1. Introduction
The near-surface salinity distribution of the World Ocean is a key indicator of water exchange between the ocean and atmosphere, yet it is still poorly understood. Although the near-surface salinity generally reflects patterns of evaporation and precipitation, it is also affected by oceanic advection and mixing (e.g., Schmitt 2008; Yu 2011). To improve our understanding of the processes modulating upper-ocean salinity, a first Salinity Processes in the Upper Ocean Regional Study (SPURS) was carried out in the evaporation regime of the subtropical North Atlantic where the salinity maximum water is formed (e.g., Schmitt et al. 1989). Because of typically low levels of precipitation, the small importance of mean advection, and a relatively weak mesoscale eddy field, it was expected that near-surface salinity variance would be reduced in this region.
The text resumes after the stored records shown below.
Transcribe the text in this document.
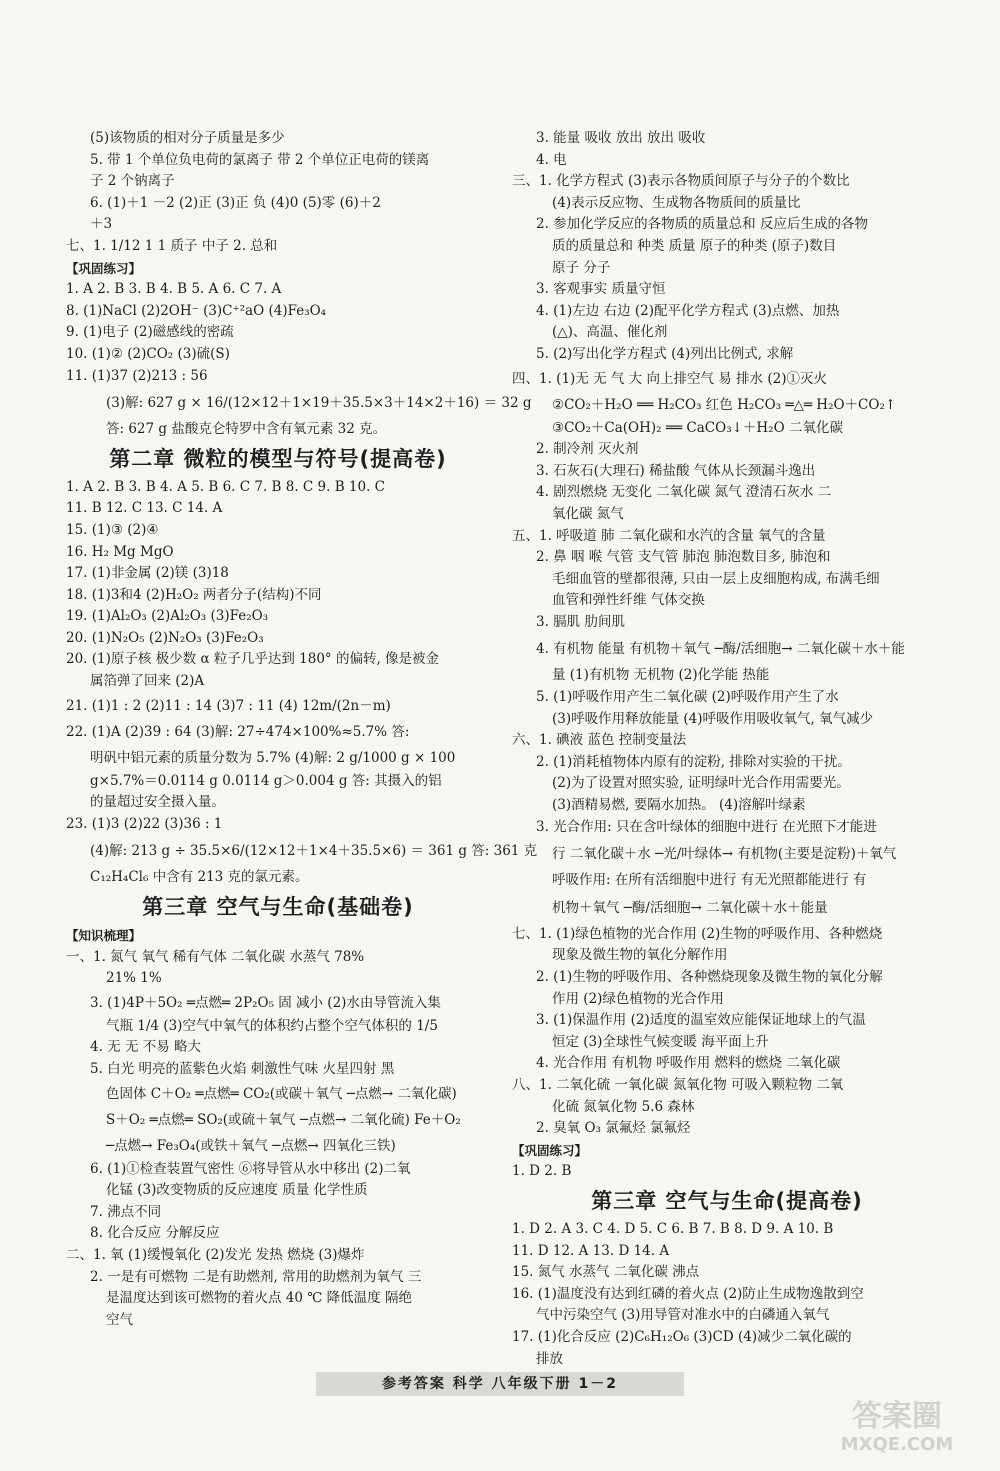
(5)该物质的相对分子质量是多少
5. 带 1 个单位负电荷的氯离子 带 2 个单位正电荷的镁离
子 2 个钠离子
6. (1)＋1 －2 (2)正 (3)正 负 (4)0 (5)零 (6)＋2
＋3
七、1. 1/12 1 1 质子 中子 2. 总和
【巩固练习】
1. A 2. B 3. B 4. B 5. A 6. C 7. A
8. (1)NaCl (2)2OH⁻ (3)C⁺²aO (4)Fe₃O₄
9. (1)电子 (2)磁感线的密疏
10. (1)② (2)CO₂ (3)硫(S)
11. (1)37 (2)213 : 56
(3)解: 627 g × 16/(12×12＋1×19＋35.5×3＋14×2＋16) ＝ 32 g
答: 627 g 盐酸克仑特罗中含有氧元素 32 克。
第二章 微粒的模型与符号(提高卷)
1. A 2. B 3. B 4. A 5. B 6. C 7. B 8. C 9. B 10. C
11. B 12. C 13. C 14. A
15. (1)③ (2)④
16. H₂ Mg MgO
17. (1)非金属 (2)镁 (3)18
18. (1)3和4 (2)H₂O₂ 两者分子(结构)不同
19. (1)Al₂O₃ (2)Al₂O₃ (3)Fe₂O₃
20. (1)N₂O₅ (2)N₂O₃ (3)Fe₂O₃
20. (1)原子核 极少数 α 粒子几乎达到 180° 的偏转, 像是被金
属箔弹了回来 (2)A
21. (1)1 : 2 (2)11 : 14 (3)7 : 11 (4) 12m/(2n－m)
22. (1)A (2)39 : 64 (3)解: 27÷474×100%≈5.7% 答:
明矾中铝元素的质量分数为 5.7% (4)解: 2 g/1000 g × 100
g×5.7%＝0.0114 g 0.0114 g＞0.004 g 答: 其摄入的铝
的量超过安全摄入量。
23. (1)3 (2)22 (3)36 : 1
(4)解: 213 g ÷ 35.5×6/(12×12＋1×4＋35.5×6) ＝ 361 g 答: 361 克
C₁₂H₄Cl₆ 中含有 213 克的氯元素。
第三章 空气与生命(基础卷)
【知识梳理】
一、1. 氮气 氧气 稀有气体 二氧化碳 水蒸气 78%
21% 1%
3. (1)4P＋5O₂ ═点燃═ 2P₂O₅ 固 减小 (2)水由导管流入集
气瓶 1/4 (3)空气中氧气的体积约占整个空气体积的 1/5
4. 无 无 不易 略大
5. 白光 明亮的蓝紫色火焰 刺激性气味 火星四射 黑
色固体 C＋O₂ ═点燃═ CO₂(或碳＋氧气 ─点燃→ 二氧化碳)
S＋O₂ ═点燃═ SO₂(或硫＋氧气 ─点燃→ 二氧化硫) Fe＋O₂
─点燃→ Fe₃O₄(或铁＋氧气 ─点燃→ 四氧化三铁)
6. (1)①检查装置气密性 ⑥将导管从水中移出 (2)二氧
化锰 (3)改变物质的反应速度 质量 化学性质
7. 沸点不同
8. 化合反应 分解反应
二、1. 氧 (1)缓慢氧化 (2)发光 发热 燃烧 (3)爆炸
2. 一是有可燃物 二是有助燃剂, 常用的助燃剂为氧气 三
是温度达到该可燃物的着火点 40 ℃ 降低温度 隔绝
空气
3. 能量 吸收 放出 放出 吸收
4. 电
三、1. 化学方程式 (3)表示各物质间原子与分子的个数比
(4)表示反应物、生成物各物质间的质量比
2. 参加化学反应的各物质的质量总和 反应后生成的各物
质的质量总和 种类 质量 原子的种类 (原子)数目
原子 分子
3. 客观事实 质量守恒
4. (1)左边 右边 (2)配平化学方程式 (3)点燃、加热
(△)、高温、催化剂
5. (2)写出化学方程式 (4)列出比例式, 求解
四、1. (1)无 无 气 大 向上排空气 易 排水 (2)①灭火
②CO₂＋H₂O ══ H₂CO₃ 红色 H₂CO₃ ═△═ H₂O＋CO₂↑
③CO₂＋Ca(OH)₂ ══ CaCO₃↓＋H₂O 二氧化碳
2. 制冷剂 灭火剂
3. 石灰石(大理石) 稀盐酸 气体从长颈漏斗逸出
4. 剧烈燃烧 无变化 二氧化碳 氮气 澄清石灰水 二
氧化碳 氮气
五、1. 呼吸道 肺 二氧化碳和水汽的含量 氧气的含量
2. 鼻 咽 喉 气管 支气管 肺泡 肺泡数目多, 肺泡和
毛细血管的壁都很薄, 只由一层上皮细胞构成, 布满毛细
血管和弹性纤维 气体交换
3. 膈肌 肋间肌
4. 有机物 能量 有机物＋氧气 ─酶/活细胞→ 二氧化碳＋水＋能
量 (1)有机物 无机物 (2)化学能 热能
5. (1)呼吸作用产生二氧化碳 (2)呼吸作用产生了水
(3)呼吸作用释放能量 (4)呼吸作用吸收氧气, 氧气减少
六、1. 碘液 蓝色 控制变量法
2. (1)消耗植物体内原有的淀粉, 排除对实验的干扰。
(2)为了设置对照实验, 证明绿叶光合作用需要光。
(3)酒精易燃, 要隔水加热。 (4)溶解叶绿素
3. 光合作用: 只在含叶绿体的细胞中进行 在光照下才能进
行 二氧化碳＋水 ─光/叶绿体→ 有机物(主要是淀粉)＋氧气
呼吸作用: 在所有活细胞中进行 有无光照都能进行 有
机物＋氧气 ─酶/活细胞→ 二氧化碳＋水＋能量
七、1. (1)绿色植物的光合作用 (2)生物的呼吸作用、各种燃烧
现象及微生物的氧化分解作用
2. (1)生物的呼吸作用、各种燃烧现象及微生物的氧化分解
作用 (2)绿色植物的光合作用
3. (1)保温作用 (2)适度的温室效应能保证地球上的气温
恒定 (3)全球性气候变暖 海平面上升
4. 光合作用 有机物 呼吸作用 燃料的燃烧 二氧化碳
八、1. 二氧化硫 一氧化碳 氮氧化物 可吸入颗粒物 二氧
化硫 氮氧化物 5.6 森林
2. 臭氧 O₃ 氯氟烃 氯氟烃
【巩固练习】
1. D 2. B
第三章 空气与生命(提高卷)
1. D 2. A 3. C 4. D 5. C 6. B 7. B 8. D 9. A 10. B
11. D 12. A 13. D 14. A
15. 氮气 水蒸气 二氧化碳 沸点
16. (1)温度没有达到红磷的着火点 (2)防止生成物逸散到空
气中污染空气 (3)用导管对准水中的白磷通入氧气
17. (1)化合反应 (2)C₆H₁₂O₆ (3)CD (4)减少二氧化碳的
排放
参考答案 科学 八年级下册 1－2
答案圈
MXQE.COM
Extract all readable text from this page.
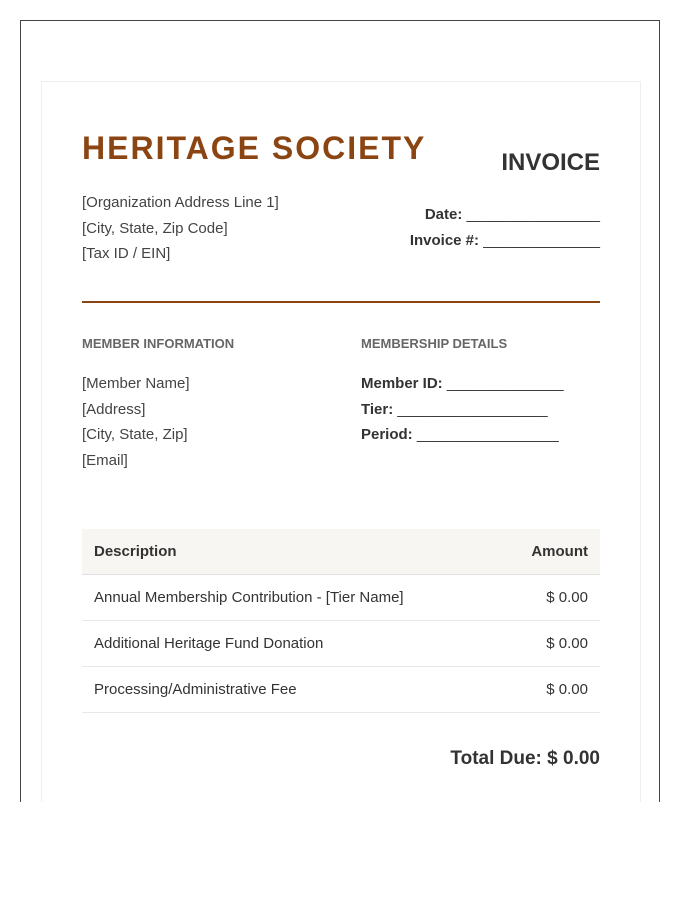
HERITAGE SOCIETY	INVOICE
[Organization Address Line 1]
[City, State, Zip Code]
[Tax ID / EIN]
Date: ________________
Invoice #: ______________
MEMBER INFORMATION	MEMBERSHIP DETAILS
[Member Name]
[Address]
[City, State, Zip]
[Email]
Member ID: ______________
Tier: __________________
Period: _________________
Description	Amount
Annual Membership Contribution - [Tier Name]	$ 0.00
Additional Heritage Fund Donation	$ 0.00
Processing/Administrative Fee	$ 0.00
Total Due: $ 0.00
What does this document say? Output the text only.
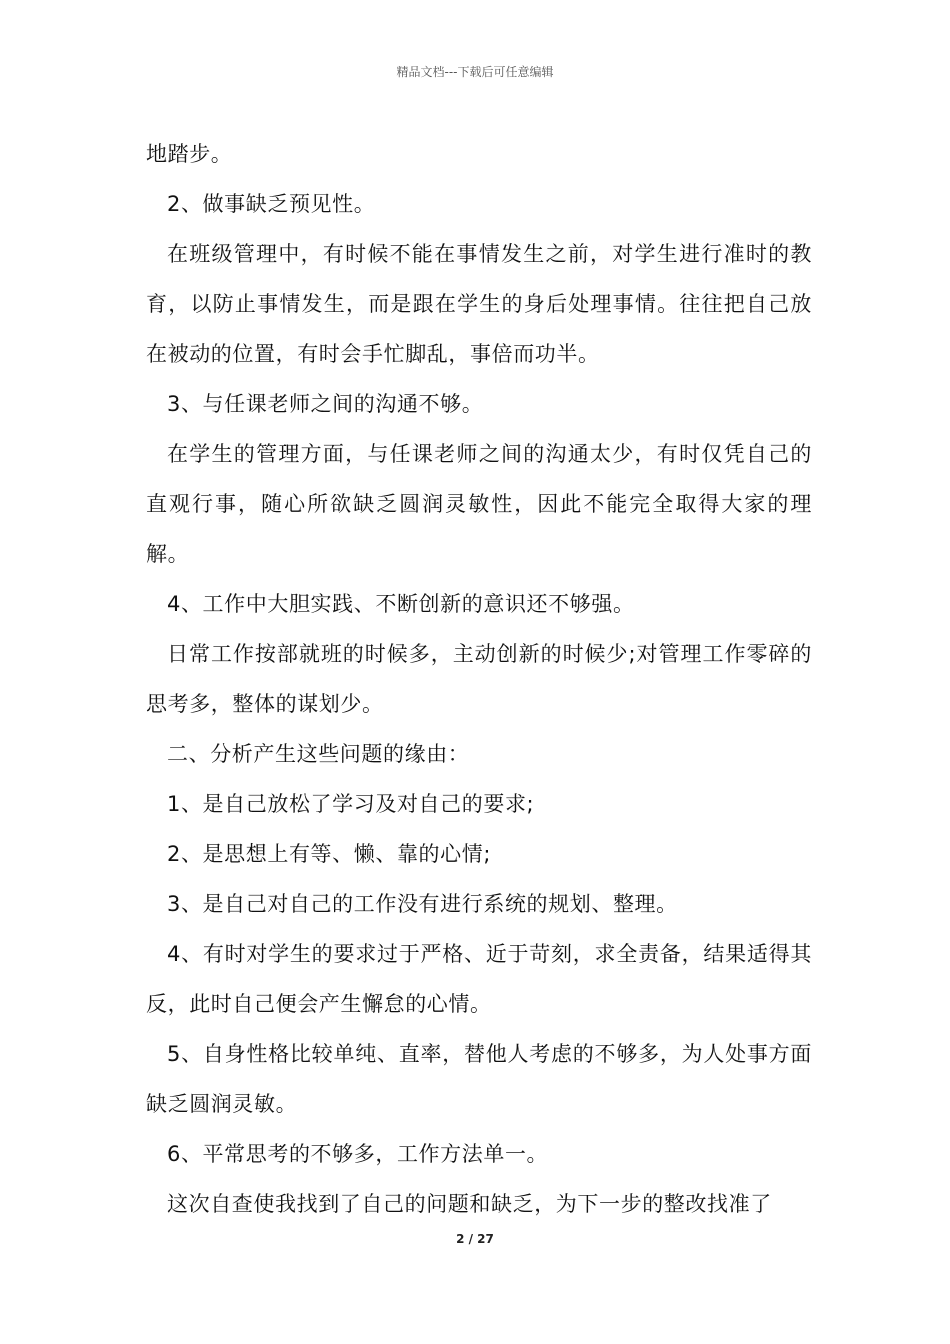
精品文档---下载后可任意编辑

地踏步。

2、做事缺乏预见性。

在班级管理中，有时候不能在事情发生之前，对学生进行准时的教育，以防止事情发生，而是跟在学生的身后处理事情。往往把自己放在被动的位置，有时会手忙脚乱，事倍而功半。

3、与任课老师之间的沟通不够。

在学生的管理方面，与任课老师之间的沟通太少，有时仅凭自己的直观行事，随心所欲缺乏圆润灵敏性，因此不能完全取得大家的理解。

4、工作中大胆实践、不断创新的意识还不够强。

日常工作按部就班的时候多，主动创新的时候少;对管理工作零碎的思考多，整体的谋划少。

二、分析产生这些问题的缘由：

1、是自己放松了学习及对自己的要求;

2、是思想上有等、懒、靠的心情;

3、是自己对自己的工作没有进行系统的规划、整理。

4、有时对学生的要求过于严格、近于苛刻，求全责备，结果适得其反，此时自己便会产生懈怠的心情。

5、自身性格比较单纯、直率，替他人考虑的不够多，为人处事方面缺乏圆润灵敏。

6、平常思考的不够多，工作方法单一。

这次自查使我找到了自己的问题和缺乏，为下一步的整改找准了

2 / 27
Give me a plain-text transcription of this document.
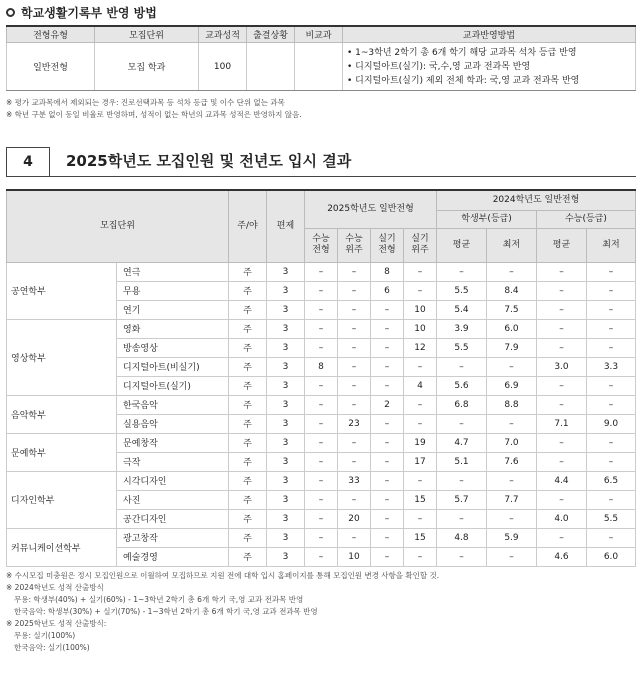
학교생활기록부 반영 방법
전형유형	모집단위	교과성적	출결상황	비교과	교과반영방법
일반전형	모집 학과	100			• 1~3학년 2학기 총 6개 학기 해당 교과목 석차 등급 반영
• 디지털아트(실기): 국,수,영 교과 전과목 반영
• 디지털아트(실기) 제외 전체 학과: 국,영 교과 전과목 반영
※ 평가 교과목에서 제외되는 경우: 진로선택과목 등 석차 등급 및 이수 단위 없는 과목
※ 학년 구분 없이 동일 비율로 반영하며, 성적이 없는 학년의 교과목 성적은 반영하지 않음.
4	2025학년도 모집인원 및 전년도 입시 결과
모집단위		주/야	편제	2025학년도 일반전형				2024학년도 일반전형			
								학생부(등급)		수능(등급)	
				수능 전형	수능 위주	실기 전형	실기 위주	평균	최저	평균	최저
공연학부	연극	주	3	–	–	8	–	–	–	–	–
	무용	주	3	–	–	6	–	5.5	8.4	–	–
	연기	주	3	–	–	–	10	5.4	7.5	–	–
영상학부	영화	주	3	–	–	–	10	3.9	6.0	–	–
	방송영상	주	3	–	–	–	12	5.5	7.9	–	–
	디지털아트(비실기)	주	3	8	–	–	–	–	–	3.0	3.3
	디지털아트(실기)	주	3	–	–	–	4	5.6	6.9	–	–
음악학부	한국음악	주	3	–	–	2	–	6.8	8.8	–	–
	실용음악	주	3	–	23	–	–	–	–	7.1	9.0
문예학부	문예창작	주	3	–	–	–	19	4.7	7.0	–	–
	극작	주	3	–	–	–	17	5.1	7.6	–	–
디자인학부	시각디자인	주	3	–	33	–	–	–	–	4.4	6.5
	사진	주	3	–	–	–	15	5.7	7.7	–	–
	공간디자인	주	3	–	20	–	–	–	–	4.0	5.5
커뮤니케이션학부	광고창작	주	3	–	–	–	15	4.8	5.9	–	–
	예술경영	주	3	–	10	–	–	–	–	4.6	6.0
※ 수시모집 미충원은 정시 모집인원으로 이월하여 모집하므로 지원 전에 대학 입시 홈페이지를 통해 모집인원 변경 사항을 확인할 것.
※ 2024학년도 성적 산출방식
무용: 학생부(40%) + 실기(60%) - 1~3학년 2학기 총 6개 학기 국,영 교과 전과목 반영
한국음악: 학생부(30%) + 실기(70%) - 1~3학년 2학기 총 6개 학기 국,영 교과 전과목 반영
※ 2025학년도 성적 산출방식:
무용: 실기(100%)
한국음악: 실기(100%)
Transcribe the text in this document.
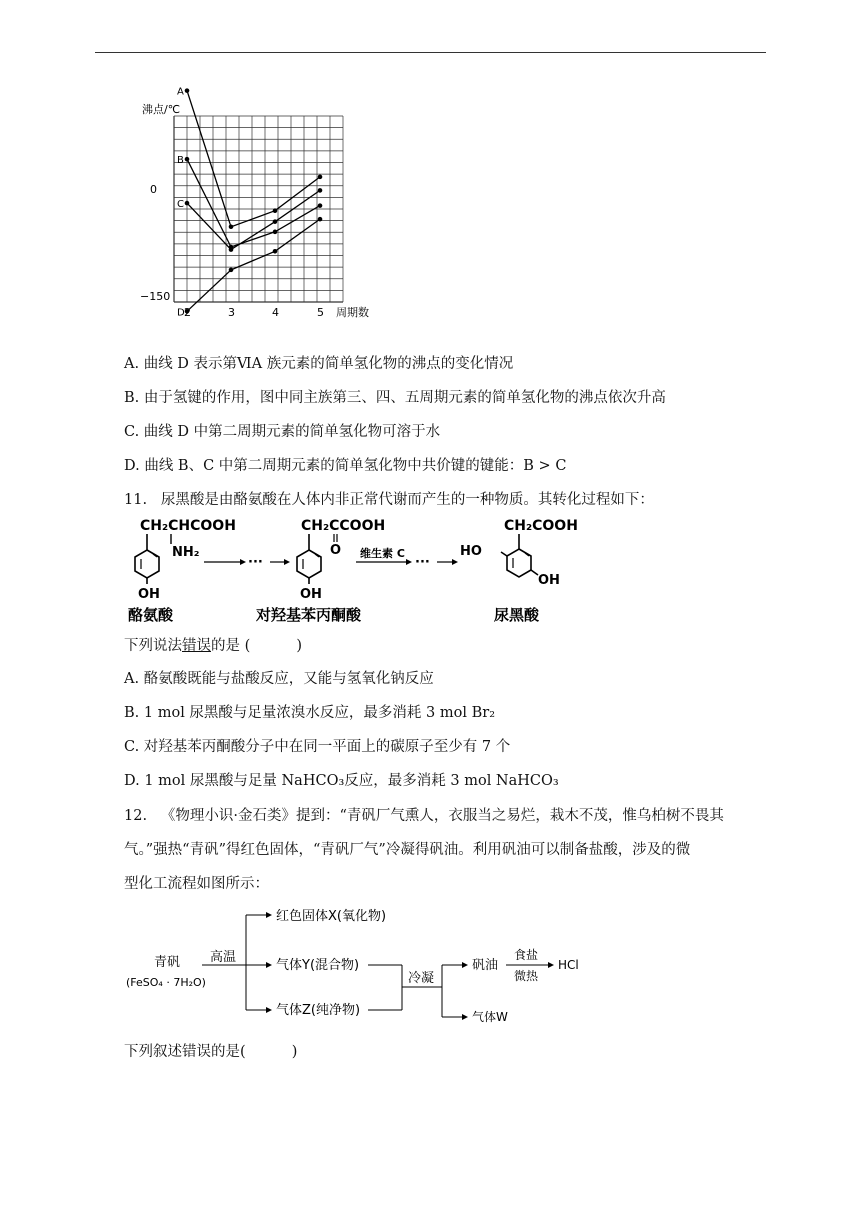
A
B
C
D
沸点/℃
0
−150
2	3	4	5 周期数
A. 曲线 D 表示第ⅥA 族元素的简单氢化物的沸点的变化情况
B. 由于氢键的作用，图中同主族第三、四、五周期元素的简单氢化物的沸点依次升高
C. 曲线 D 中第二周期元素的简单氢化物可溶于水
D. 曲线 B、C 中第二周期元素的简单氢化物中共价键的键能：B > C
11.   尿黑酸是由酪氨酸在人体内非正常代谢而产生的一种物质。其转化过程如下：
CH₂CHCOOH
NH₂
OH
酪氨酸
···
CH₂CCOOH
O
OH
对羟基苯丙酮酸
维生素 C
···
CH₂COOH
HO
OH
尿黑酸
下列说法错误的是 (          )
A. 酪氨酸既能与盐酸反应，又能与氢氧化钠反应
B. 1 mol 尿黑酸与足量浓溴水反应，最多消耗 3 mol Br₂
C. 对羟基苯丙酮酸分子中在同一平面上的碳原子至少有 7 个
D. 1 mol 尿黑酸与足量 NaHCO₃反应，最多消耗 3 mol NaHCO₃
12.   《物理小识·金石类》提到：“青矾厂气熏人，衣服当之易烂，栽木不茂，惟乌柏树不畏其
气。”强热“青矾”得红色固体，“青矾厂气”冷凝得矾油。利用矾油可以制备盐酸，涉及的微
型化工流程如图所示：
青矾
(FeSO₄ · 7H₂O)
高温
红色固体X(氧化物)
气体Y(混合物)
气体Z(纯净物)
冷凝
矾油
食盐
微热
HCl
气体W
下列叙述错误的是(          )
SPURS was designed to take place during the active times of the Aquarius/Satélite de Aplicaciones Cientificas(SAC)-D (Lagerloef et al. 2008) and Soil Moisture Ocean Salinity (SMOS; Font et al. 2010) sea surface salinity (SSS) satellite missions, which have been providing global SSS maps for a few years. The satellite retrievals are subject to large uncertainties and require in situ near-surface salinity data for their calibration and validation. Argo floats routinely measure subsurface salinity up to approximately 5 m below the surface (e.g., Riser et al. 2008), which necessitates knowledge of the near-surface haline stratification to extrapolate those observations to the surface (e.g., Henocq et al. 2010; Drucker and Riser 2014). Measurements closer to the surface are available from recent Argo floats modified to measure salinity in the upper 5 m of the ocean (Anderson and Riser 2014; Riser et al. 2014, manuscript submitted to Oceanography) or from satellite-tracked drifters from the Global Drifter Program (GDP) and international partners equipped with a salinity sensor at an approximate depth of 50 cm (e.g., Reverdin et al. 2007, 2014; Centurioni et al. 2014, manuscript submitted to Oceanography).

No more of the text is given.